Benim asıl görev yerim bile Harekat Merkezi değildi. Atama yerim Tabur İkmal Subayı üst Harekat Merkezi. Amir izne ayrıldığı için bu görev bana zorla vekaleten verildi. Şuan o kişi hala görevde ama ben buradayım. ADALET istiyorum. O görevi istemedim çünkü Murat AYGÜN'ün emriyle iki kere cezalandırıldım. Disiplin puanımı düşürdü ve sicilimi bozdu. Bu hain darbe girişiminden sadece 15 gün önce savunma aldım üstelik. Savunmalarımı mahkemeye de sundum. Murat AYGÜN gördüğü yerde bana mobing uyguluyordu. Kendisinden kaçıyordum. Eğer Murat AYGÜN bana güvenseydi, beni listesine yazardı. Toplantılara çağırırdı. HTS kayıtlarıma baktığınızda kendisiyle hiçbir irtibatım olmadığını göreceksiniz. Asıl görev yerimde görevlendirilseydim burada olmayacaktım. Ben bu hain darbe girişimi esnasında 4 yıllık bir subaydım. Yeni üsteğmendim. 25 yaşındaydım. Emrim altında hiçbir personel de yoktu. Lütfen bu hususları da göz önünde bulundurun. Ben 15 Temmuz'da bu hain darbeye karşı direndim. Bunun hain bir darbe girişimi olduğunu öğrendikten sonra engellemeye çalıştım. Birçok personelin geri dönmesini sağladım. Bu husus hem tanık hem sanık ifadelerinde bulunmaktadır. Ben elimden gelen herşeyi yaptım. Ben bu hain darbeye katılan değil direnen bir subayım. Sizden hakkımı istiyorum. Şuan koğuşta dışlanıyorum. Koğuştakiler ilk günden itibaren kendilerinden olmadığımı anladılar. Türlü sorun ve sıkıntıyla karşılanıyorum. Çok mağdurum. Tüm bu olumsuzluklara rağmen, adaletin, sizin vereceğiniz kararla gerçekleşeceğine inanıyorum. Masumiyetimin anlaşılacağına ve mağduriyetimin giderileceğine inancım tamdır. Beraatimi ve tahliyemi talep ediyorum.

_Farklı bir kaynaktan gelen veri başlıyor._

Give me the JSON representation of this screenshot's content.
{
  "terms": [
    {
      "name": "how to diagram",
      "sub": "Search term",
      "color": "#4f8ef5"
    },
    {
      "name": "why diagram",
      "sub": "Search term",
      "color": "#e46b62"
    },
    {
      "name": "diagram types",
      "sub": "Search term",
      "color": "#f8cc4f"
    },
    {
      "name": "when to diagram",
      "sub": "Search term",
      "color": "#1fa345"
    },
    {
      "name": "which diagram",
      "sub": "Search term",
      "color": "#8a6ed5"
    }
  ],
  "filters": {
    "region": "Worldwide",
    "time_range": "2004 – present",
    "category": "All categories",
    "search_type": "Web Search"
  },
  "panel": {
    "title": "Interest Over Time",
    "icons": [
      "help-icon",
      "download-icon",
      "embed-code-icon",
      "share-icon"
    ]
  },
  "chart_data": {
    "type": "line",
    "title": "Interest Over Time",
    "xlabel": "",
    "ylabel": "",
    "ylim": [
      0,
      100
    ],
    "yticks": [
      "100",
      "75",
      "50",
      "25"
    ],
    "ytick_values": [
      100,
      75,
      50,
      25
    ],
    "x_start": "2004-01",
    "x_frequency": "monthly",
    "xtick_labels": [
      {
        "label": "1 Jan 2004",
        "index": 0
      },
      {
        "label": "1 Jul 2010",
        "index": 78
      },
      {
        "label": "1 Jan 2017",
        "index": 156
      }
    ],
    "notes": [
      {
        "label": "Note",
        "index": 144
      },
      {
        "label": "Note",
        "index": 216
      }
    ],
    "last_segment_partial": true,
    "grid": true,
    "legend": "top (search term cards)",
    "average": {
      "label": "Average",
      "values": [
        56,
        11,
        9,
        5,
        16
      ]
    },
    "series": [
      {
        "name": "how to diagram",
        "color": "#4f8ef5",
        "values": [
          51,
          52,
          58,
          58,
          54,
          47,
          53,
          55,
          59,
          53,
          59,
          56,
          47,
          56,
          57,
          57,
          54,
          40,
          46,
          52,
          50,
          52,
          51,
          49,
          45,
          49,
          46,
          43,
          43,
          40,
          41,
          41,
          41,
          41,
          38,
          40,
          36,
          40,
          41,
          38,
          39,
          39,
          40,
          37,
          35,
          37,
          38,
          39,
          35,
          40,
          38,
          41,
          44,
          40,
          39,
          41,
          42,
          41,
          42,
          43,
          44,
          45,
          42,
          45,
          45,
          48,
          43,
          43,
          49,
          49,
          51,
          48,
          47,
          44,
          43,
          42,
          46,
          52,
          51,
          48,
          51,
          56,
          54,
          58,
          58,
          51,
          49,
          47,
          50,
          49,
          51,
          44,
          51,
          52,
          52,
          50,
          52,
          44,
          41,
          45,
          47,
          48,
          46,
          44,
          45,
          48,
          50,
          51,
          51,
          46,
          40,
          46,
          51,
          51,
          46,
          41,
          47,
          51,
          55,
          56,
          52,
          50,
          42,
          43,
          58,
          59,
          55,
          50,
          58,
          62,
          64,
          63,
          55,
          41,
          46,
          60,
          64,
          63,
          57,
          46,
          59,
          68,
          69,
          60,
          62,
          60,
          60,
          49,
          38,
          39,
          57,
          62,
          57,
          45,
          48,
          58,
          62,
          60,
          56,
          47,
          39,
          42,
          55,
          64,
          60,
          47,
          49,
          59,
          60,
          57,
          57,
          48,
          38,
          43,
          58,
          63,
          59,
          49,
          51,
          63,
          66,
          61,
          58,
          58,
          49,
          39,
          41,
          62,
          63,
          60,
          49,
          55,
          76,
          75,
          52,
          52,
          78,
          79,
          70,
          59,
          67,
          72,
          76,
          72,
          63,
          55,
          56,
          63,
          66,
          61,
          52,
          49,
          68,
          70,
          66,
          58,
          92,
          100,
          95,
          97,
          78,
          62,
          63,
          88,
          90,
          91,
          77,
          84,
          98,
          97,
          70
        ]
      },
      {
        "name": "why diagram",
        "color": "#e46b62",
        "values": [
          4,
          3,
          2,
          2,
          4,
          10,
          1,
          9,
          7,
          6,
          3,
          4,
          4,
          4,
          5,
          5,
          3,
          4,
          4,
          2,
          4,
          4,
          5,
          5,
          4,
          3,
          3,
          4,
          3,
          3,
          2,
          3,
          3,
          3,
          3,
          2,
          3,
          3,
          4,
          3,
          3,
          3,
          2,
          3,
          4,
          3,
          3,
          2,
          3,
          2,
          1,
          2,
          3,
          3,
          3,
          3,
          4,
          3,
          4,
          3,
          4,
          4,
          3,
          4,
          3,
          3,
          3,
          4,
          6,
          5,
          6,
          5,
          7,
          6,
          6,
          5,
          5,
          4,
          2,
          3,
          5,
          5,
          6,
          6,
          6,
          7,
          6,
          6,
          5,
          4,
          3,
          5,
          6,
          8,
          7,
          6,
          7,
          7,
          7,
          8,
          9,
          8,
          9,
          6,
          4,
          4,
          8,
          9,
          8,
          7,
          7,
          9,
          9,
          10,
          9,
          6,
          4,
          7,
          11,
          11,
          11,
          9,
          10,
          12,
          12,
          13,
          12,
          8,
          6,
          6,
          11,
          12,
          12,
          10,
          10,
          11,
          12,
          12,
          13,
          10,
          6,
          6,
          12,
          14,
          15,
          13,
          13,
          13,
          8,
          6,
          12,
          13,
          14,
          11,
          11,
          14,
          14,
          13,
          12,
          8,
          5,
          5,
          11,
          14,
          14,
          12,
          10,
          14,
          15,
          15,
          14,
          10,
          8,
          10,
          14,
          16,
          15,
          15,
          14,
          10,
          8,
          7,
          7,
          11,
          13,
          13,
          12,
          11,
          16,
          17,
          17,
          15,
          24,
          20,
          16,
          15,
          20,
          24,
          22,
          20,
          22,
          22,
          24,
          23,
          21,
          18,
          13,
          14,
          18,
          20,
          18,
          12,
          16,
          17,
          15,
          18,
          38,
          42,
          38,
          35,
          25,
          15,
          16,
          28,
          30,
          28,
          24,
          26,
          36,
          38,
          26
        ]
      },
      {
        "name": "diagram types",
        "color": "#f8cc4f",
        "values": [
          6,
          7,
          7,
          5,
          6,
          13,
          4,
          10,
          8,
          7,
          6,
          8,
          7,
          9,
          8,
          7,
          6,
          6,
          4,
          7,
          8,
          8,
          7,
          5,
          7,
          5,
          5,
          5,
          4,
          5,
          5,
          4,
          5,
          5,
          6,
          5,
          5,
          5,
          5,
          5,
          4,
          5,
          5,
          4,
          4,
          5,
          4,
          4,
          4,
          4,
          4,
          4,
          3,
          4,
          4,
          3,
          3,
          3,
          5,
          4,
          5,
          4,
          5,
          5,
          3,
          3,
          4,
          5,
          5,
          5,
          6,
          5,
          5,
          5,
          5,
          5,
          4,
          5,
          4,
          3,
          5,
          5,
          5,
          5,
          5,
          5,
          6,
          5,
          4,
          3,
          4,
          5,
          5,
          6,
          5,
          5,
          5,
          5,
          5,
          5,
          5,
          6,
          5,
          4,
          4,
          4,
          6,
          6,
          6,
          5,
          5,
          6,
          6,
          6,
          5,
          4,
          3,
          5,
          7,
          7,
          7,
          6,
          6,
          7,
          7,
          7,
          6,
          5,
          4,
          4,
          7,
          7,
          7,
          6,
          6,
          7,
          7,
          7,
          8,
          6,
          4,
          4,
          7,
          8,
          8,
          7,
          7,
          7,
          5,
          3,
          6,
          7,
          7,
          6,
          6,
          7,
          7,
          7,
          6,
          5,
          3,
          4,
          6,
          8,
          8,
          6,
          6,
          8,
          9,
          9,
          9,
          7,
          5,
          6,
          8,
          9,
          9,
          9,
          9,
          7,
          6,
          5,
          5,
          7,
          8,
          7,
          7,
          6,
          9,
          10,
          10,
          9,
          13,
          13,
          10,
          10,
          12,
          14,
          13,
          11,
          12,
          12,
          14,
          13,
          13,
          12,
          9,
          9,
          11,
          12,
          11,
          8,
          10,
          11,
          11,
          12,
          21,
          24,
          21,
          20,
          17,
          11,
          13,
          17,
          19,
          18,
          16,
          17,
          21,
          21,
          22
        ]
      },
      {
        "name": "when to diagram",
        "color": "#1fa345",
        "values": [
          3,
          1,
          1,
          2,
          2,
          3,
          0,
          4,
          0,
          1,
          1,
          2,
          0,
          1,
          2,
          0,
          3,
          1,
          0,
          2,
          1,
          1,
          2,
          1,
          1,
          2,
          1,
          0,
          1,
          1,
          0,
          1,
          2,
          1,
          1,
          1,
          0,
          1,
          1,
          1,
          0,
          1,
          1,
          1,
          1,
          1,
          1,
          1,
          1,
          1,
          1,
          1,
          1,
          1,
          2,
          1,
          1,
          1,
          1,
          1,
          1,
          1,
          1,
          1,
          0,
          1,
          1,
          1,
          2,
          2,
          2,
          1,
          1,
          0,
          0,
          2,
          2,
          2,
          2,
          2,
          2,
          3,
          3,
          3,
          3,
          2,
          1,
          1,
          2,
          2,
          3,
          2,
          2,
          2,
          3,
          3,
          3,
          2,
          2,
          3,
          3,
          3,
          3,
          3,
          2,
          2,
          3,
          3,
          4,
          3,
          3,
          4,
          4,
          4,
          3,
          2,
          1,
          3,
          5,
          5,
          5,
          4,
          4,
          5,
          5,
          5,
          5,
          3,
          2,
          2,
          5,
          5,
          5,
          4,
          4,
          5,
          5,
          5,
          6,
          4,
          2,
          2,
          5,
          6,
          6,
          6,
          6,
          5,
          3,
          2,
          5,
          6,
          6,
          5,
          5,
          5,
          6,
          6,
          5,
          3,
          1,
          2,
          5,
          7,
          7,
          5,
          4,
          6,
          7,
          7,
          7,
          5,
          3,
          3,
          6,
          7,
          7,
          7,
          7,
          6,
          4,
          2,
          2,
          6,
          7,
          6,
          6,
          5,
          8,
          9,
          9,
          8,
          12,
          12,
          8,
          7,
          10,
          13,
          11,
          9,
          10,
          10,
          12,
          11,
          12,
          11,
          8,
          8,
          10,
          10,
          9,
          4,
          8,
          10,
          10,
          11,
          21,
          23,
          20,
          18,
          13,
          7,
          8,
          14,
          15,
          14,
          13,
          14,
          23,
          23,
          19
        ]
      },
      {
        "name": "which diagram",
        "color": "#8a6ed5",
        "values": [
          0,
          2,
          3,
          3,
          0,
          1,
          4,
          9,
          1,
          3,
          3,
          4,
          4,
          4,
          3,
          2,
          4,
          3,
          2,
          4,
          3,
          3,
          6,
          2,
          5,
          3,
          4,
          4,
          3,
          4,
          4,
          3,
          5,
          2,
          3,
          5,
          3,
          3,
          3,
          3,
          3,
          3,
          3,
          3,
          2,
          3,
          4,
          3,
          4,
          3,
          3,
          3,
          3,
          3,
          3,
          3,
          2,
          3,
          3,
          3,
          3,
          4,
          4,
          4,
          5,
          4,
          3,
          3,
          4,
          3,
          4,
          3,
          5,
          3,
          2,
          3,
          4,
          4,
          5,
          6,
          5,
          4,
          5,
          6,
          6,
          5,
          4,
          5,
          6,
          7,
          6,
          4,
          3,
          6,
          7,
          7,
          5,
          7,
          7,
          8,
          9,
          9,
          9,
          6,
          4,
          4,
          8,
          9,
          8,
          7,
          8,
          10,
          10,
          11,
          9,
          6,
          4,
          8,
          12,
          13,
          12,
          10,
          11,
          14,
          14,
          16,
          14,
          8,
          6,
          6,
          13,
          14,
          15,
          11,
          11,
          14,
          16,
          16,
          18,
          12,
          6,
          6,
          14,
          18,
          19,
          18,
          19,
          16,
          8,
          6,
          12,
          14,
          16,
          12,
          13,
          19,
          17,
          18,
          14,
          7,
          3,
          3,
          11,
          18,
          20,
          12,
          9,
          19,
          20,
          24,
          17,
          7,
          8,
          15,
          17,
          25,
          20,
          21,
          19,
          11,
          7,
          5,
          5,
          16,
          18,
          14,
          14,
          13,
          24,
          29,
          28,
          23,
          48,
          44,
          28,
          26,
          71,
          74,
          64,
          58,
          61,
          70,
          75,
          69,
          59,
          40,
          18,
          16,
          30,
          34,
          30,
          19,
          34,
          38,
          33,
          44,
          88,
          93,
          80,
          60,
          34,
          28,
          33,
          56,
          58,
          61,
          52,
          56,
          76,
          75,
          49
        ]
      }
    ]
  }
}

Saygılarımı sunarım. 13.01.2020

Özge Pasin

Geçtiğimiz hafta Hava Harb Okulu öğrencilerine bol keseden müebbet hapis cezaları dağıtıldı. Otobüsten bile inmemiş, hiçbir şeyden habersiz çocuklara bırakınız ceza vermeyi, yaşadıkları ve ömür boyu izlerini taşıyacakları travmadan dolayı tedaviye götürülmeleri gerekiyordu. "Toptancılık" anlayışı hukuk kurallarında yoktur. Hukuk simyacı titizliğinde suçlu ile suçsuzu ayrıştırmak zorundadır. Adı üzerinde "Askeri Öğrenci"... Rütbesi yok. Komutanlarının emrini yerine getirmekten başka çareleri yok. Gerekçeli kararı alınca bu konuyu detayları ile yazacağım. Zira bende 7 yıl askeri öğrenciliği yaşadım. 14 yaşında askeri okula, devlete emanet edilen çocukların sorumluluğu devletindir. Komutanlarındır. Anneler buna isyan ederek 19 Ocak Pazar günü Ankara'da Saat 13.00 de Güvenpark'ta buluşup 10 gün sürecek Silivri'ye doğru yeni bir "Adalet Yürüyüşü" gerçekleştirmek için yola çıkacaklar. İzin verilir mi bilmem. Ama askeri öğrenciliği yaşamış bir baba olarak Pazar günü Güvenpark'ta olacağım. Sağlığımdan dolayı yürüyüşün tamamına katılamayacak olsam da "Adalet" yangınına karınca misali su taşıma görevimi yerine getirmeye gayret edeceğim. İşte o annelerin birinin feryadı:

15 Temmuz darbe girişi gecesi oğlum Taha Furkan Çetinkaya 19 yaşındaydı ve Hava Harp Okulu askeri öğrencisiydi. O gece Yalova askeri eğitim kampından "Terör Saldırısı" denilerek İstanbul'a getirildi. Darbeden haberi olmayan oğlum ve arkadaşları 15 Temmuz 2016 tarihinden bu yana tutuklular. İstanbul 28. Ağır Ceza Mahkemesinin 6 ay süren yargılaması sonucu oğlum ve 329 askeri öğrenci müebbet hapis cezası aldı. O geceye ait halk tarafından kayda alınan video görüntülerinde askeri öğrencilerin hiçbir suça bulaşmadığı ve halkın karşısında silahlarını bırakarak İstiklal Marşı okudukları kayıtlarda gözükmekteyken mahkemece dikkate alınmadı. Müebbet hapis cezası alan oğlum Taha Furkan Çetinkaya ve 329 askeri öğrenci için 19 Ocak 2020 tarihinde Ankara, Kızılay, Güvenpark'tan Silivri Ceza İnfaz Kurumuna ADALET YÜRÜYÜŞÜ başlatacağım. Yürüyüş saat 13.00'de başlayacak. Adalet talebi içeren barışçıl yürüyüşüme sizlerin katılımını bekliyorum.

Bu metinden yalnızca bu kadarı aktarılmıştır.